Jak wyjaśnia Jolanta Szymanowska z pracowni ceramiki w Instytucie Dizajnu, temat warsztatów był inspirowany sezonem wakacyjnym.
– Odpoczywamy, korzystamy z uroków lata, pijemy kolorowe napoje i pomyśleliśmy, dlaczego też pszczoły mają nie mieć tego komfortu. Tak narodził się pomysł na stworzenie pszczelich pensjonatów.

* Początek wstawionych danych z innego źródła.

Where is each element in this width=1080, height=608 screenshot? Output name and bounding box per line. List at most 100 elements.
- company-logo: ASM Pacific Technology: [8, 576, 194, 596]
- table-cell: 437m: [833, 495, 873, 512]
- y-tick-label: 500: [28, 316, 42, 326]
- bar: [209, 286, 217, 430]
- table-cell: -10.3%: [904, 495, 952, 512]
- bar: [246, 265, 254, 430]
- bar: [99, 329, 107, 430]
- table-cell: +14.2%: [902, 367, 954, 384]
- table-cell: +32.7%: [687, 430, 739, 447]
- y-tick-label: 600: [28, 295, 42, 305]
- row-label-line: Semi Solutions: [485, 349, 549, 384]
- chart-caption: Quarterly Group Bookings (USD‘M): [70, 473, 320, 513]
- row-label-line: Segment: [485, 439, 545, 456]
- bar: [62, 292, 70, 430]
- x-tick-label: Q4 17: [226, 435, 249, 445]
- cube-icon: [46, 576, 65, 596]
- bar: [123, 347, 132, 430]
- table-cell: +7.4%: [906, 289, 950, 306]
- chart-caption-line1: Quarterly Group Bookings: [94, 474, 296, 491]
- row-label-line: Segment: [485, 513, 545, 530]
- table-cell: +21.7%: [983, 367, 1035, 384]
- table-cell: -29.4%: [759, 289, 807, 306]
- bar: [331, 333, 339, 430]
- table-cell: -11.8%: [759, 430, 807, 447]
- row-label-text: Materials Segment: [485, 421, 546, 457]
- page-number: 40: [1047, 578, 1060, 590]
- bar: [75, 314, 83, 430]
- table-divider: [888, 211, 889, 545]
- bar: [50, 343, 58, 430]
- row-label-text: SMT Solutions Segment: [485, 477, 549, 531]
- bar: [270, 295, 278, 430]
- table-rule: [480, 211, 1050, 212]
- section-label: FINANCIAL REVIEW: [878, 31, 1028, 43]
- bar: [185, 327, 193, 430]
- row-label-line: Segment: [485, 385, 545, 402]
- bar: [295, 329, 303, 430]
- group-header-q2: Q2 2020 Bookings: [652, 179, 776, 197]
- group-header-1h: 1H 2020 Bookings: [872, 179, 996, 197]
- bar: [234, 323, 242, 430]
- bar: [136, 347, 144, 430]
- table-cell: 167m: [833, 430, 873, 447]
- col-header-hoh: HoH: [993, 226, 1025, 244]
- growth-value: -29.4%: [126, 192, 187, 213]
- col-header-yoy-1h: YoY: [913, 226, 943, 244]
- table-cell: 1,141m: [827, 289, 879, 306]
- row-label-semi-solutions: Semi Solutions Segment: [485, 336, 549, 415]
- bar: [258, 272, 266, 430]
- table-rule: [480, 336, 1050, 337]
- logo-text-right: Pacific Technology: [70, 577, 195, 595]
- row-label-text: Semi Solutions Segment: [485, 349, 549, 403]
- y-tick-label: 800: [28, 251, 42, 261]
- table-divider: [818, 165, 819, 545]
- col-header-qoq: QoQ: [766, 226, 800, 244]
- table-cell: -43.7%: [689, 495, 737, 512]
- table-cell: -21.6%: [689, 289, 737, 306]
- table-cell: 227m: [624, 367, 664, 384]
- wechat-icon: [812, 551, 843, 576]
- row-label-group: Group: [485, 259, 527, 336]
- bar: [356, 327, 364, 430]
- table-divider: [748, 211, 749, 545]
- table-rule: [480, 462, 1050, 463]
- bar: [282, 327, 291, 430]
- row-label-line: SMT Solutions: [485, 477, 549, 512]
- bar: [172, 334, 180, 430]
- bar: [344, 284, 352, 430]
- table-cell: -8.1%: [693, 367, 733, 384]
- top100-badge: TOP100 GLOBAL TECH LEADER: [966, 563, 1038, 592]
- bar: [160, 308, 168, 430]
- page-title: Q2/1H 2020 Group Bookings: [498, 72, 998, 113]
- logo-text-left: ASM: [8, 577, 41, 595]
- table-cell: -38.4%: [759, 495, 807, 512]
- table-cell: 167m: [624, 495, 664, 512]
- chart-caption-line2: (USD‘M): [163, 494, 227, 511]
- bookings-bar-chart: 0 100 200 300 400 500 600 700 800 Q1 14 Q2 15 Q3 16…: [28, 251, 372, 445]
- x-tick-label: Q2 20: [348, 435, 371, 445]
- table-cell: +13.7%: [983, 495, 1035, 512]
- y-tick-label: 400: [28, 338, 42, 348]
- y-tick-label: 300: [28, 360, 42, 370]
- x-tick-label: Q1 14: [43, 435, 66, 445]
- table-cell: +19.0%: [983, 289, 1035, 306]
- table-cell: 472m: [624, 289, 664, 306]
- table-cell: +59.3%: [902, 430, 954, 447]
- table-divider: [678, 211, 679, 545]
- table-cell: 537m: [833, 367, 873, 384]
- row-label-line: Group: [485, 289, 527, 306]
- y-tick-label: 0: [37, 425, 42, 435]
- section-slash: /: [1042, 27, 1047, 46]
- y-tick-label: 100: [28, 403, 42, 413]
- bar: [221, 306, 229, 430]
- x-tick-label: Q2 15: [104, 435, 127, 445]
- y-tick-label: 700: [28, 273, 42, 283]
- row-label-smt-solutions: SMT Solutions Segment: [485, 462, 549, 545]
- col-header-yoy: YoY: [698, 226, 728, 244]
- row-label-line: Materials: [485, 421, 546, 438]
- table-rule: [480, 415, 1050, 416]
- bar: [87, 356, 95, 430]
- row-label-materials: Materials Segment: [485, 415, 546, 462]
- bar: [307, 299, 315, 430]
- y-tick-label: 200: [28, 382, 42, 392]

W odróżnieniu od pszczelich hoteli jest to miejsce, gdzie pszczoły przylatują tylko na chwilę, żeby się ochłodzić, skorzystać z wody, która tam będzie – wyjaśniła Jolanta Szymanowska.
Owady będą wabione przez wybrane rośliny, które znajdą się w pensjonacie. Będą to między innymi mięta, oregano, melisa, czyli zioła, które można znaleźć w przydomowym zielniku.
Zanim jednak młodzież zaczęła budować poidełka, zdobyła wiedzę na temat pszczół, ich gatunków, czy życia. Uczestnicy byli zadowoleni. Klaudia Jarek przyznała, że pomysł o udziale w warsztatach podsunęła jej mama.
– Uznałam, że mogłoby być fajnie i tak jest. Panuje sympatyczna atmosfera – wyjaśniła. – A projekt jest taki, że lepimy z gliny pensjonaty dla pszczół.
Pracy warsztatowiczów przyglądał się pan Wiesław, pszczelarz. Mówił, jak duże znaczenie dla pszczół mają poidełka.
– Szczególnie teraz, kiedy lata mamy coraz bardziej suche i brakuje opadów deszczu. A woda jest potrzebna do życia dla istot żywych. Bez wody nie ma tak zwanego cudu prawdy, jakim jest to, co widzimy po otwarciu ula – wyjaśnił.
Instytut Dizajnu planuje zorganizować podobne warsztaty dla dorosłych.